LONDON, March 4 (Reuters) – Nickel prices climbed to a six-month peak on Monday as expectations of a fourth consecutive year of supply deficit were reinforced by signs of robust demand from stainless steel mills in China. Benchmark nickel on the London Metal Exchange (LME) was up 0.5 percent at $13,260 a tonne by 1037 GMT, having touched its highest since the end of August at $13,405. The price is up 24 percent this year, the best performer among LME metals.

“Ultimately the nickel market has been in deficit for three years running and we are expecting another deficit this year,” said Roskill senior analyst Olivier Masson. “The nickel price was probably oversold at the end of last year, when the market was worrying about global trade,” TRADE: The trade dispute between China and the United States has fuelled concern about global growth and demand, undermining sentiment in metals markets.

DEFICIT: Data from the International Nickel Study Group shows the nickel market deficit at 46,000 tonnes in 2016, 115,000 tonnes in 2017 and 127,000 tonnes last year. Global nickel demand is estimated at about 2.4 million tonnes this year. Of that, about two thirds is destined for stainless steel mills, mostly in China. “The price of stainless steel continues to rise (and) supply of ferronickel is very tight,” GF Futures said in a note, adding that Wuxi Stainless Steel Exchange inventories had risen by more than 10,000 tonnes, or 4.2 percent, since the first half of February. STOCKS: Nickel stocks at 196,542 in LME-registered warehouses have nearly halved since the start of January last year, while cancelled warrants — metal earmarked for delivery — stand at 37 percent.
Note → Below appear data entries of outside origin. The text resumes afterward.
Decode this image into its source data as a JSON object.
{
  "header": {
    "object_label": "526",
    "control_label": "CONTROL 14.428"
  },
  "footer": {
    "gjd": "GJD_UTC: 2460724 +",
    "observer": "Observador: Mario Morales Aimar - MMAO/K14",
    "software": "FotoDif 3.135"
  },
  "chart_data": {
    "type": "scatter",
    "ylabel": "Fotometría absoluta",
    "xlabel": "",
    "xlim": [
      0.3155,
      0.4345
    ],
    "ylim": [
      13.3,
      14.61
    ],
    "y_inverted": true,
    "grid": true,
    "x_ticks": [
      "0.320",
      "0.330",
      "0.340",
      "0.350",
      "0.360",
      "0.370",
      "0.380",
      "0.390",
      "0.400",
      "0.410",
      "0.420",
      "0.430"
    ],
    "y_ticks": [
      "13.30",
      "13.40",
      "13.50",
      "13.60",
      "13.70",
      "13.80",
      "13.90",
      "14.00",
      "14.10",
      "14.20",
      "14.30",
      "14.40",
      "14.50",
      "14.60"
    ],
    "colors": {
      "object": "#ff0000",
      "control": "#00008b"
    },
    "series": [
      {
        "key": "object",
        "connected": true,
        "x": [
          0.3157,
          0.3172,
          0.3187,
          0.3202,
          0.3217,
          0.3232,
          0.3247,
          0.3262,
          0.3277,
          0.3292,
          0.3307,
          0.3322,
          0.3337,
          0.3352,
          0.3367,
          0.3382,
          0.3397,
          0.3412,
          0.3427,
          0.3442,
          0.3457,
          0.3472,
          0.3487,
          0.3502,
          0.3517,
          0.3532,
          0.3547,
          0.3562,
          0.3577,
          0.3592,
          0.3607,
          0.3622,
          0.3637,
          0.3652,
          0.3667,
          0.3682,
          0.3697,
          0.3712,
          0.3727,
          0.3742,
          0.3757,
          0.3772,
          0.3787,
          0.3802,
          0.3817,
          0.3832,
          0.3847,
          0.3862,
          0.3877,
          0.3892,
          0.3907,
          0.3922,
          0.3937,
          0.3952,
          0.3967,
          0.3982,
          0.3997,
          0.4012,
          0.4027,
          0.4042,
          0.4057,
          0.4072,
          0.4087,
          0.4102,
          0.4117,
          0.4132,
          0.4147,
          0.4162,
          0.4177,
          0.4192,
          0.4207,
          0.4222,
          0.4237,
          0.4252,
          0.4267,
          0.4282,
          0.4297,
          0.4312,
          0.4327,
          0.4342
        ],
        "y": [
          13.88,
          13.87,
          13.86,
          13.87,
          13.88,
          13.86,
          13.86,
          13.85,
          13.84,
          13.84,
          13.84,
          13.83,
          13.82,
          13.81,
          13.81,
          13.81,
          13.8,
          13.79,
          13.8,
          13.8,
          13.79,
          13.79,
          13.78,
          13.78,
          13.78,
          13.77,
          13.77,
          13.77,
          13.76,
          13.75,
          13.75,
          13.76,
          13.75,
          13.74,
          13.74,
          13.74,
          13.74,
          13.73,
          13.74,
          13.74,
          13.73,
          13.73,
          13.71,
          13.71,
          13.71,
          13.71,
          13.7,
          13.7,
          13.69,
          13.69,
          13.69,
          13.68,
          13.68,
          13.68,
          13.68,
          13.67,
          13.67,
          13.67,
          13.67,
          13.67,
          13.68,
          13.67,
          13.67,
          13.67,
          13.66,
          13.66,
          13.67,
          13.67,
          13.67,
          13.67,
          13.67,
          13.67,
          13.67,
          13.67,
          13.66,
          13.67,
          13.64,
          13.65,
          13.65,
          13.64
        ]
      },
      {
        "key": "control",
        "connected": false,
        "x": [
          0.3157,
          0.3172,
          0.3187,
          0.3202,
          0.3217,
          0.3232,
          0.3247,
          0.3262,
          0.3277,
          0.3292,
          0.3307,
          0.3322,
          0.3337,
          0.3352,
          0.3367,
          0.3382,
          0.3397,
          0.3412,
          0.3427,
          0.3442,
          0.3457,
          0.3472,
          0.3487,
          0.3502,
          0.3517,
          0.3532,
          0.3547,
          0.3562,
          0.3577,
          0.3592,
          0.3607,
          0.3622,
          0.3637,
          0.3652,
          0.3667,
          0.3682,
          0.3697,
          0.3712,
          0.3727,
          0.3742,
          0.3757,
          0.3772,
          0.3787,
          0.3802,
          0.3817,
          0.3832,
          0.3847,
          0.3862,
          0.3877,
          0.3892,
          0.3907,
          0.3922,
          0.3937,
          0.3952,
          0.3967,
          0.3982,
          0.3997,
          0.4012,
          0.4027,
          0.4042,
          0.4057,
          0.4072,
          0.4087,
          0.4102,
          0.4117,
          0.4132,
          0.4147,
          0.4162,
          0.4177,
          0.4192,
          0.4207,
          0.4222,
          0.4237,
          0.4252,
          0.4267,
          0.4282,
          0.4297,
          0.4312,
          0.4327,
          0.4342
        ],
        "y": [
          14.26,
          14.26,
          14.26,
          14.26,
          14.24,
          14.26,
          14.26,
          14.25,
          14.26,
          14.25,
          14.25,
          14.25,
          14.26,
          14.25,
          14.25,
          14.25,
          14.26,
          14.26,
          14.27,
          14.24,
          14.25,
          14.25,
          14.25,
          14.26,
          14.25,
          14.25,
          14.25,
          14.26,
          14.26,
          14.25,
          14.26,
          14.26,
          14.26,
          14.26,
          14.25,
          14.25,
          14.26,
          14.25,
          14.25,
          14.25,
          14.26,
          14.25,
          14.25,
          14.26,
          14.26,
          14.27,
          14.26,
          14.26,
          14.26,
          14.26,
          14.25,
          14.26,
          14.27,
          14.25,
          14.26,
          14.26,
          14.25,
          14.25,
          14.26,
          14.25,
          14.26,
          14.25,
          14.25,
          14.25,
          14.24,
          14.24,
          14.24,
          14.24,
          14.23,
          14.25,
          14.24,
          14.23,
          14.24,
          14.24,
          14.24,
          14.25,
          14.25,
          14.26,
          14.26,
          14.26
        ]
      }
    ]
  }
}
Inventories in warehouses monitored by the Shanghai Futures Exchange are below 10,000 tonnes and have fallen nearly 40 percent since the middle of November. SPREADS: Traders say the discount for the cash over the three-month contract is an incentive to buy nickel and sell it forward on the LME. The discount, or contango, of about $80 a tonne is enough to cover financing costs and leave a healthy profit. PROFIT-TAKING: Prices of copper are down on profit-taking by funds with long positions betting on higher prices. Traders say the market has been long on copper for some time, while others say the premium for the cash over the three-month contract at $34 a tonne should attract metal to LME warrant, relieving some of the tightness.  PRICES: copper was down 1.4 percent at $6,386 a tonne, aluminium fell 1.9 percent to $1,882, zinc slipped 1.2 percent to $2,750, lead ceded 1.1 percent to $2,119 and tin was down 0.3 percent at $21,550.